Author: Philip Hazel Date: To: Sheri CC: pcre-dev Subject: Re: [pcre-dev] Oniguruma subroutines
On Thu, 22 May 2008, Sheri wrote:
> I was trying to make it capturing, so your second suggestion answers my
> question. I didn't realize that a negative number could end up referring
> to the current subpattern if it is capturing. I suppose it is necessary
> that the 1st subpattern itself be capturing in order to give it the
> capacity to serve as a subroutine.
Yes. Non-capturing subpatterns do not get allocated numbers (and cannot
be named); consequently, there is no way to refer to them.
> Suppose one's goal is to capture each repeat of (abc) and it is unknown
> how many there will be. Is this about the best that can be done?:
>
> 1. Choose the maximum number of repeats that will be supported
> 2. Construct the repeating pattern
> 3. Add supported repeats as (/g<1>)?
> Example (abc)(\g1)?(\g1)?(\g1)?(\g1)?(\g1)?(\g1)?(\g1)?(\g1)?(\g1)?
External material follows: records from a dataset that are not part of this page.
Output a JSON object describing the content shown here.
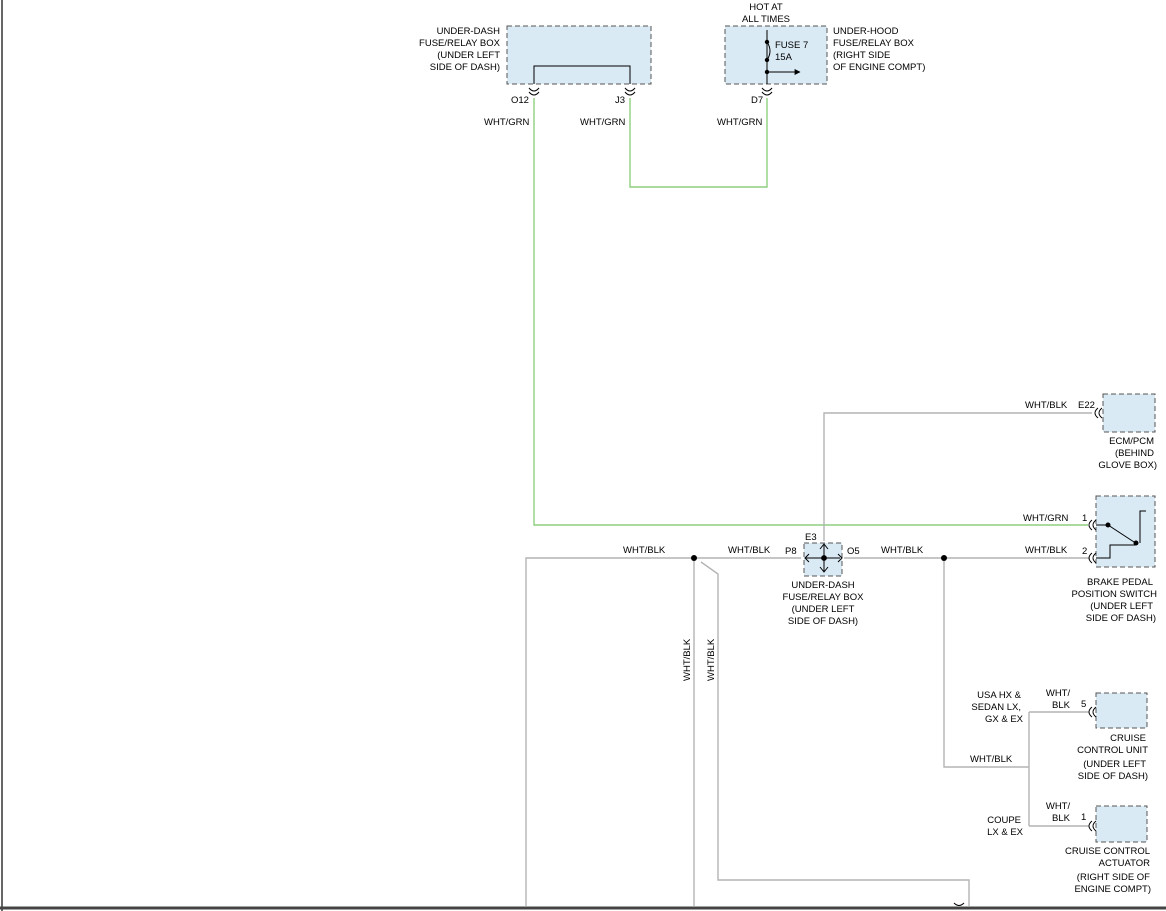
{
  "components": {
    "underdash_top": {
      "lines": [
        "UNDER-DASH",
        "FUSE/RELAY BOX",
        "(UNDER LEFT",
        "SIDE OF DASH)"
      ]
    },
    "underhood": {
      "lines": [
        "UNDER-HOOD",
        "FUSE/RELAY BOX",
        "(RIGHT SIDE",
        "OF ENGINE COMPT)"
      ]
    },
    "hot_at_all_times": {
      "lines": [
        "HOT AT",
        "ALL TIMES"
      ]
    },
    "fuse": {
      "name": "FUSE 7",
      "rating": "15A"
    },
    "ecm": {
      "lines": [
        "ECM/PCM",
        "(BEHIND",
        "GLOVE BOX)"
      ]
    },
    "brake_switch": {
      "lines": [
        "BRAKE PEDAL",
        "POSITION SWITCH",
        "(UNDER LEFT",
        "SIDE OF DASH)"
      ]
    },
    "underdash_mid": {
      "lines": [
        "UNDER-DASH",
        "FUSE/RELAY BOX",
        "(UNDER LEFT",
        "SIDE OF DASH)"
      ]
    },
    "cruise_unit": {
      "lines": [
        "CRUISE",
        "CONTROL UNIT",
        "(UNDER LEFT",
        "SIDE OF DASH)"
      ]
    },
    "cruise_actuator": {
      "lines": [
        "CRUISE CONTROL",
        "ACTUATOR",
        "(RIGHT SIDE OF",
        "ENGINE COMPT)"
      ]
    }
  },
  "pins": {
    "o12": "O12",
    "j3": "J3",
    "d7": "D7",
    "e22": "E22",
    "brake_1": "1",
    "brake_2": "2",
    "e3": "E3",
    "p8": "P8",
    "o5": "O5",
    "cruise_unit_5": "5",
    "cruise_act_1": "1"
  },
  "wire_labels": {
    "wht_grn_o12": "WHT/GRN",
    "wht_grn_j3": "WHT/GRN",
    "wht_grn_d7": "WHT/GRN",
    "wht_blk_e22": "WHT/BLK",
    "wht_grn_brake": "WHT/GRN",
    "wht_blk_brake": "WHT/BLK",
    "wht_blk_left": "WHT/BLK",
    "wht_blk_p8": "WHT/BLK",
    "wht_blk_o5": "WHT/BLK",
    "wht_blk_vert1": "WHT/BLK",
    "wht_blk_vert2": "WHT/BLK",
    "wht_blk_branch": "WHT/BLK",
    "wht_blk_cruise_unit": [
      "WHT/",
      "BLK"
    ],
    "wht_blk_cruise_act": [
      "WHT/",
      "BLK"
    ]
  },
  "variants": {
    "usa": [
      "USA HX &",
      "SEDAN LX,",
      "GX & EX"
    ],
    "coupe": [
      "COUPE",
      "LX & EX"
    ]
  },
  "colors": {
    "wire_green": "#8ecf7f",
    "wire_gray": "#b4b4b4",
    "box_fill": "#daeaf5",
    "box_dash": "#555555"
  }
}
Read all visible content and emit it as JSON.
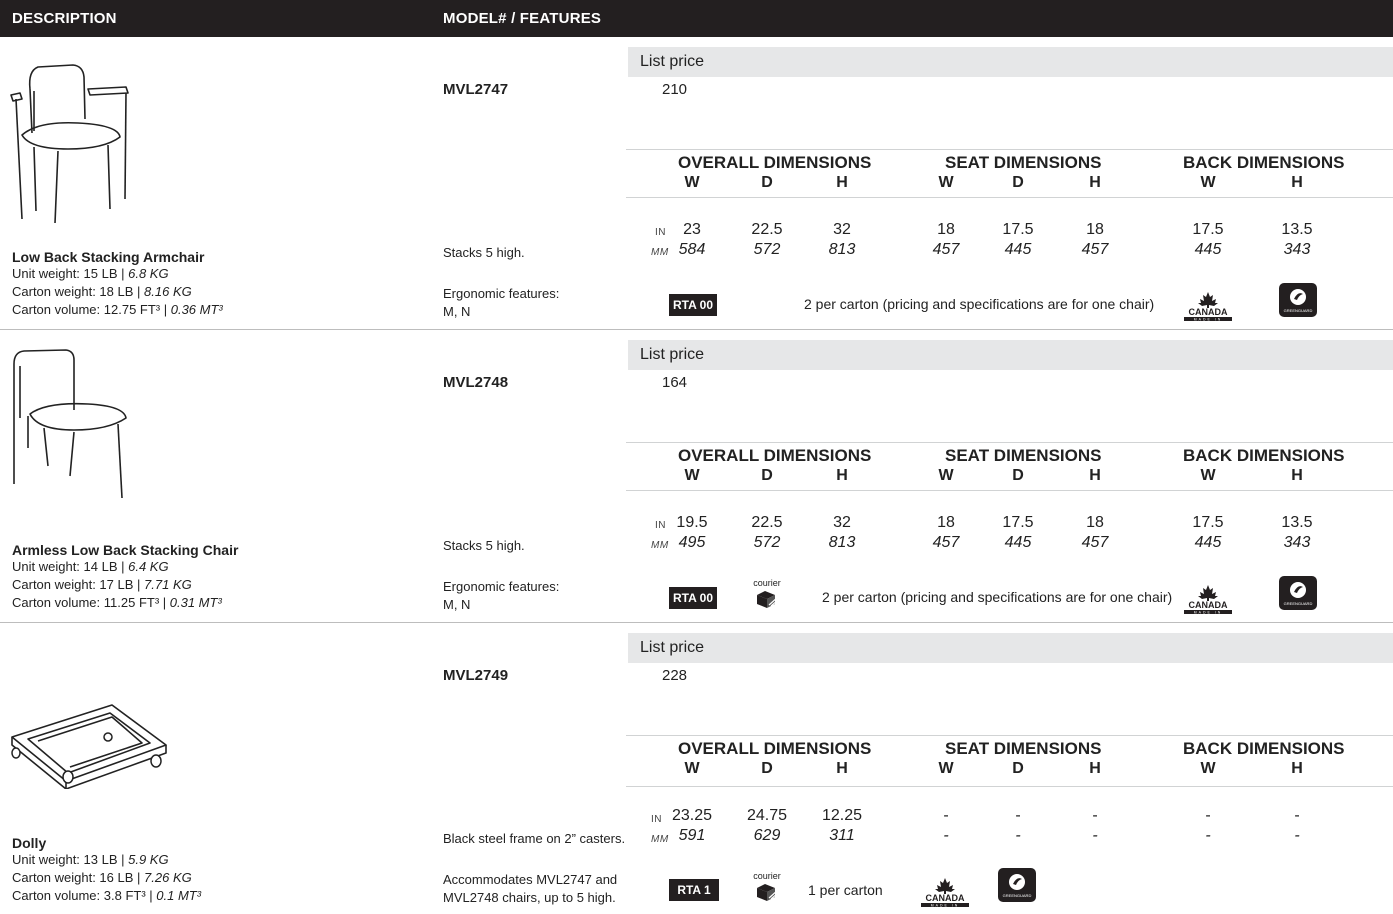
{
  "header": {
    "description": "DESCRIPTION",
    "model_features": "MODEL# / FEATURES"
  },
  "labels": {
    "list_price": "List price",
    "overall_dimensions": "OVERALL DIMENSIONS",
    "seat_dimensions": "SEAT DIMENSIONS",
    "back_dimensions": "BACK DIMENSIONS",
    "col_w": "W",
    "col_d": "D",
    "col_h": "H",
    "unit_in": "IN",
    "unit_mm": "MM",
    "courier": "courier",
    "canada": "CANADA",
    "made_in": "MADE IN",
    "greenguard": "GREENGUARD"
  },
  "products": [
    {
      "image": "low-back-stacking-armchair",
      "name": "Low Back Stacking Armchair",
      "unit_weight": "Unit weight: 15 LB |",
      "unit_weight_kg": "6.8 KG",
      "carton_weight": "Carton weight: 18 LB |",
      "carton_weight_kg": "8.16 KG",
      "carton_volume": "Carton volume: 12.75 FT³ |",
      "carton_volume_mt": "0.36 MT³",
      "model": "MVL2747",
      "price": "210",
      "in": [
        "23",
        "22.5",
        "32",
        "18",
        "17.5",
        "18",
        "17.5",
        "13.5"
      ],
      "mm": [
        "584",
        "572",
        "813",
        "457",
        "445",
        "457",
        "445",
        "343"
      ],
      "note1": "Stacks 5 high.",
      "note2": "Ergonomic features:",
      "note2b": "M, N",
      "rta": "RTA 00",
      "carton": "2 per carton (pricing and specifications are for one chair)"
    },
    {
      "image": "armless-low-back-stacking-chair",
      "name": "Armless Low Back Stacking Chair",
      "unit_weight": "Unit weight: 14 LB |",
      "unit_weight_kg": "6.4 KG",
      "carton_weight": "Carton weight: 17 LB |",
      "carton_weight_kg": "7.71 KG",
      "carton_volume": "Carton volume: 11.25 FT³ |",
      "carton_volume_mt": "0.31 MT³",
      "model": "MVL2748",
      "price": "164",
      "in": [
        "19.5",
        "22.5",
        "32",
        "18",
        "17.5",
        "18",
        "17.5",
        "13.5"
      ],
      "mm": [
        "495",
        "572",
        "813",
        "457",
        "445",
        "457",
        "445",
        "343"
      ],
      "note1": "Stacks 5 high.",
      "note2": "Ergonomic features:",
      "note2b": "M, N",
      "rta": "RTA 00",
      "carton": "2 per carton (pricing and specifications are for one chair)"
    },
    {
      "image": "dolly",
      "name": "Dolly",
      "unit_weight": "Unit weight: 13 LB |",
      "unit_weight_kg": "5.9 KG",
      "carton_weight": "Carton weight: 16 LB |",
      "carton_weight_kg": "7.26 KG",
      "carton_volume": "Carton volume: 3.8 FT³ |",
      "carton_volume_mt": "0.1 MT³",
      "model": "MVL2749",
      "price": "228",
      "in": [
        "23.25",
        "24.75",
        "12.25",
        "-",
        "-",
        "-",
        "-",
        "-"
      ],
      "mm": [
        "591",
        "629",
        "311",
        "-",
        "-",
        "-",
        "-",
        "-"
      ],
      "note1": "Black steel frame on 2” casters.",
      "note2": "Accommodates MVL2747 and",
      "note2b": "MVL2748 chairs, up to 5 high.",
      "rta": "RTA 1",
      "carton": "1 per carton"
    }
  ]
}
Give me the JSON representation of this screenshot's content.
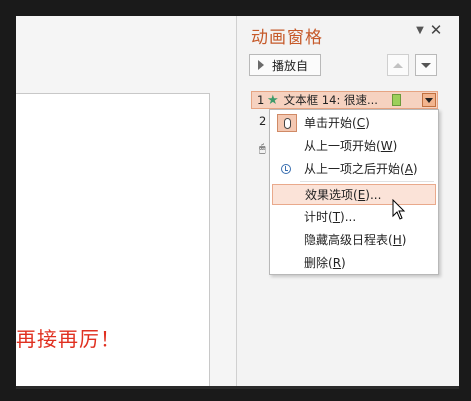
{
  "slide": {
    "text": "再接再厉！"
  },
  "pane": {
    "title": "动画窗格",
    "dropdown_icon": "chevron-down-icon",
    "close_icon": "close-icon",
    "play_button_label": "播放自",
    "items": [
      {
        "index": "1",
        "name": "文本框 14: 很速...",
        "icon": "star-icon"
      },
      {
        "index": "2"
      }
    ]
  },
  "context_menu": {
    "items": [
      {
        "label": "单击开始",
        "key": "C",
        "icon": "mouse-icon"
      },
      {
        "label": "从上一项开始",
        "key": "W"
      },
      {
        "label": "从上一项之后开始",
        "key": "A",
        "icon": "clock-icon"
      },
      {
        "label": "效果选项",
        "key": "E",
        "suffix": "..."
      },
      {
        "label": "计时",
        "key": "T",
        "suffix": "..."
      },
      {
        "label": "隐藏高级日程表",
        "key": "H"
      },
      {
        "label": "删除",
        "key": "R"
      }
    ]
  },
  "colors": {
    "title": "#c65a2a",
    "slide_text": "#e03020",
    "highlight": "#fbe3d8"
  }
}
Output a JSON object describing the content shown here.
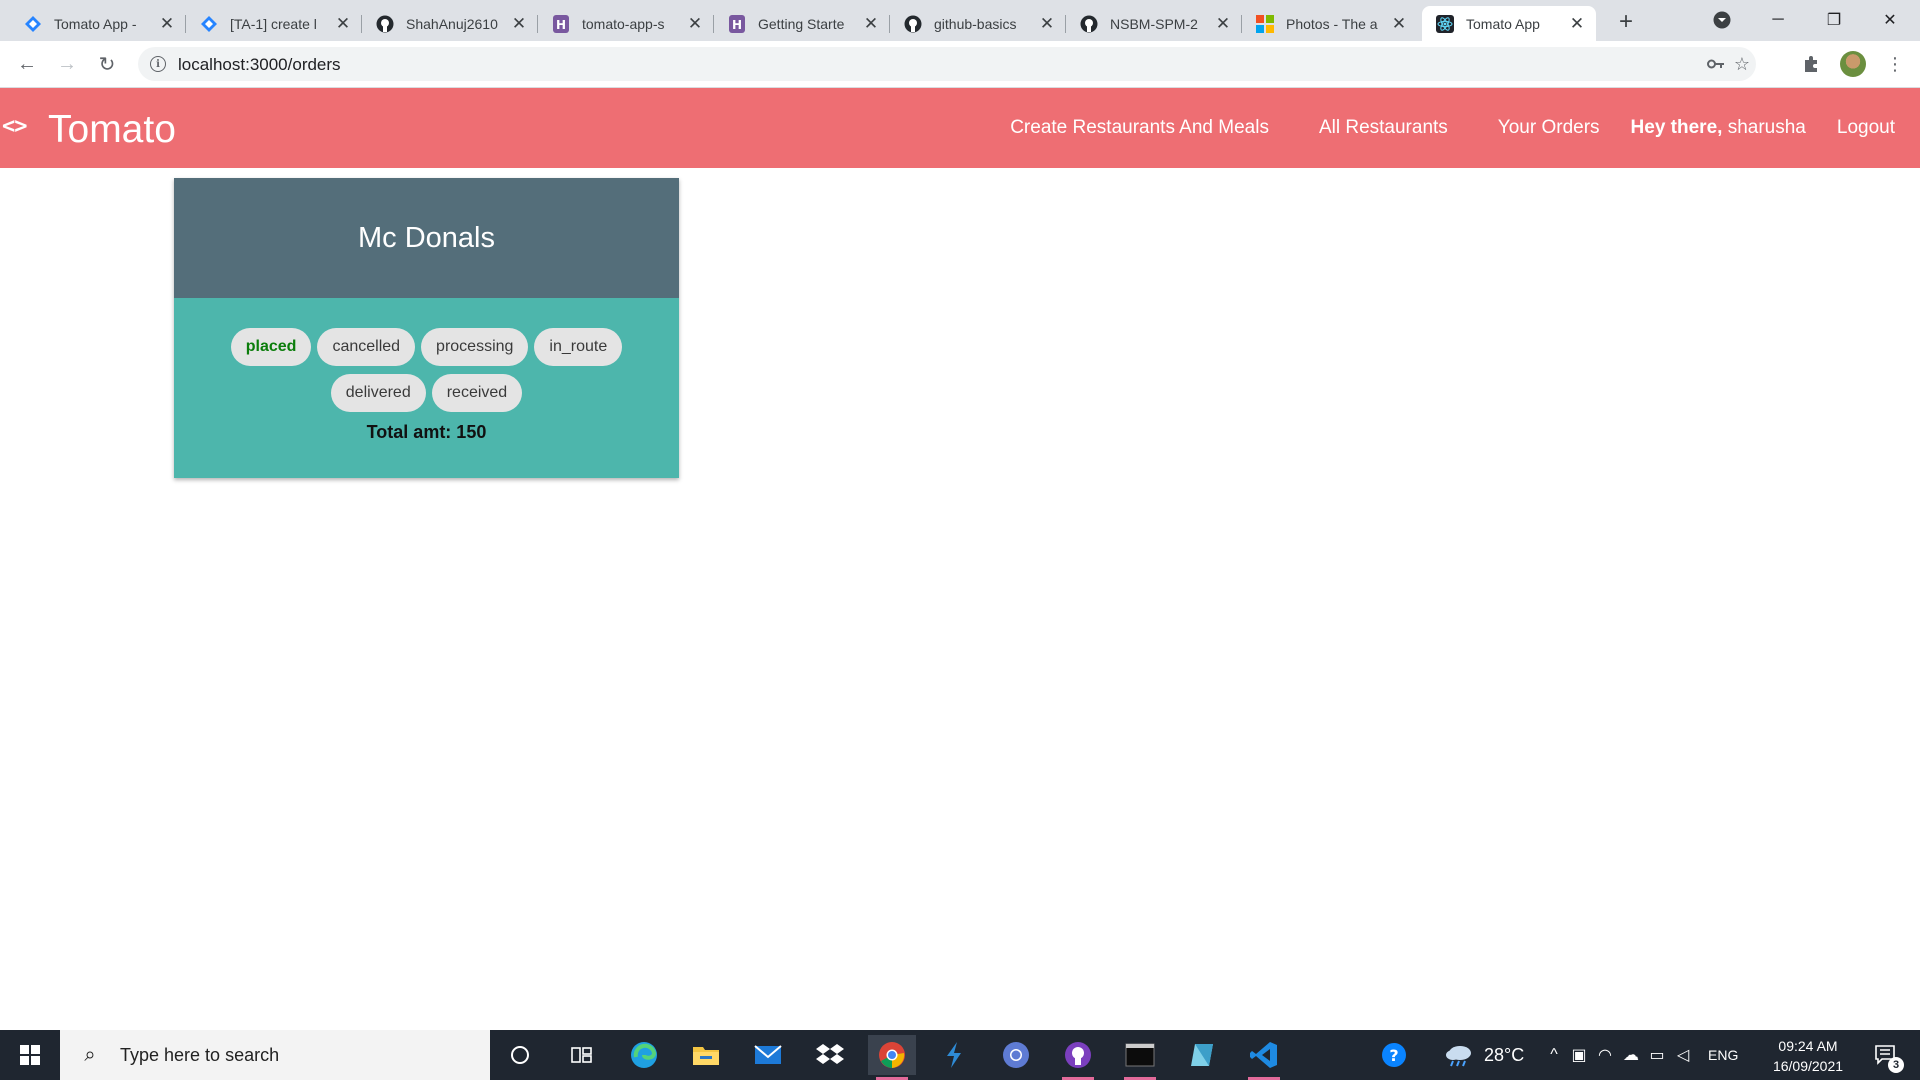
{
  "browser": {
    "tabs": [
      {
        "title": "Tomato App -",
        "icon": "jira-icon",
        "active": false
      },
      {
        "title": "[TA-1] create l",
        "icon": "jira-icon",
        "active": false
      },
      {
        "title": "ShahAnuj2610",
        "icon": "github-icon",
        "active": false
      },
      {
        "title": "tomato-app-s",
        "icon": "heroku-icon",
        "active": false
      },
      {
        "title": "Getting Starte",
        "icon": "heroku-icon",
        "active": false
      },
      {
        "title": "github-basics",
        "icon": "github-icon",
        "active": false
      },
      {
        "title": "NSBM-SPM-2",
        "icon": "github-icon",
        "active": false
      },
      {
        "title": "Photos - The a",
        "icon": "microsoft-icon",
        "active": false
      },
      {
        "title": "Tomato App",
        "icon": "react-icon",
        "active": true
      }
    ],
    "url": "localhost:3000/orders"
  },
  "app": {
    "brand_icon": "<>",
    "brand": "Tomato",
    "nav": {
      "create": "Create Restaurants And Meals",
      "all_restaurants": "All Restaurants",
      "orders": "Your Orders",
      "greeting_bold": "Hey there,",
      "username": "sharusha",
      "logout": "Logout"
    },
    "colors": {
      "navbar": "#ee6e73",
      "card_header": "#546e7a",
      "card_body": "#4db6ac",
      "active_status": "#0b7d0b"
    }
  },
  "order": {
    "restaurant": "Mc Donals",
    "statuses": [
      "placed",
      "cancelled",
      "processing",
      "in_route",
      "delivered",
      "received"
    ],
    "active_status": "placed",
    "total": "Total amt: 150"
  },
  "taskbar": {
    "search_placeholder": "Type here to search",
    "weather": "28°C",
    "language": "ENG",
    "time": "09:24 AM",
    "date": "16/09/2021",
    "notifications": "3"
  }
}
Without using callouts, yes. Performance will be more efficient (but the
pattern will be less readable) if written as
(abc)(\g1(\g1(\g1)?)?)?...etc
although of course the captured contents will be different in detail,
and I guess could be ambiguous, depending on the pattern. With this
scheme, it only tries for a second \g1 if it has found the first. With
your original scheme, it tries again and again. Ah, I guess thing to do
is to use
(abc)(?:(\g1)(?:(\g1)(?:(\g1))?)?)?...etc
Then you get the same captured values but also the added efficiency, at
the price of readability.
If you are prepared to program for callouts, you can catch as many as
you like, by using a repeat with a callout at the end, but of course
this is not feasible if you are in an environment that doesn't allow you
to use callouts.
> Is there a workable approach if the repeating pattern itself has desired
> subpatterns? With the following I find the "b" captured only once:
> /(a(b)c)(\g1)?/ with data abcabc
That's correct. Nobody has invented a scheme where the contents of
capturing subpatterns are expressed as vectors. PCRE returns the value
from the last time the parens captured something. So if you had
/(a(b|d)c)(\g1)?/ with data abcadc you would get "d".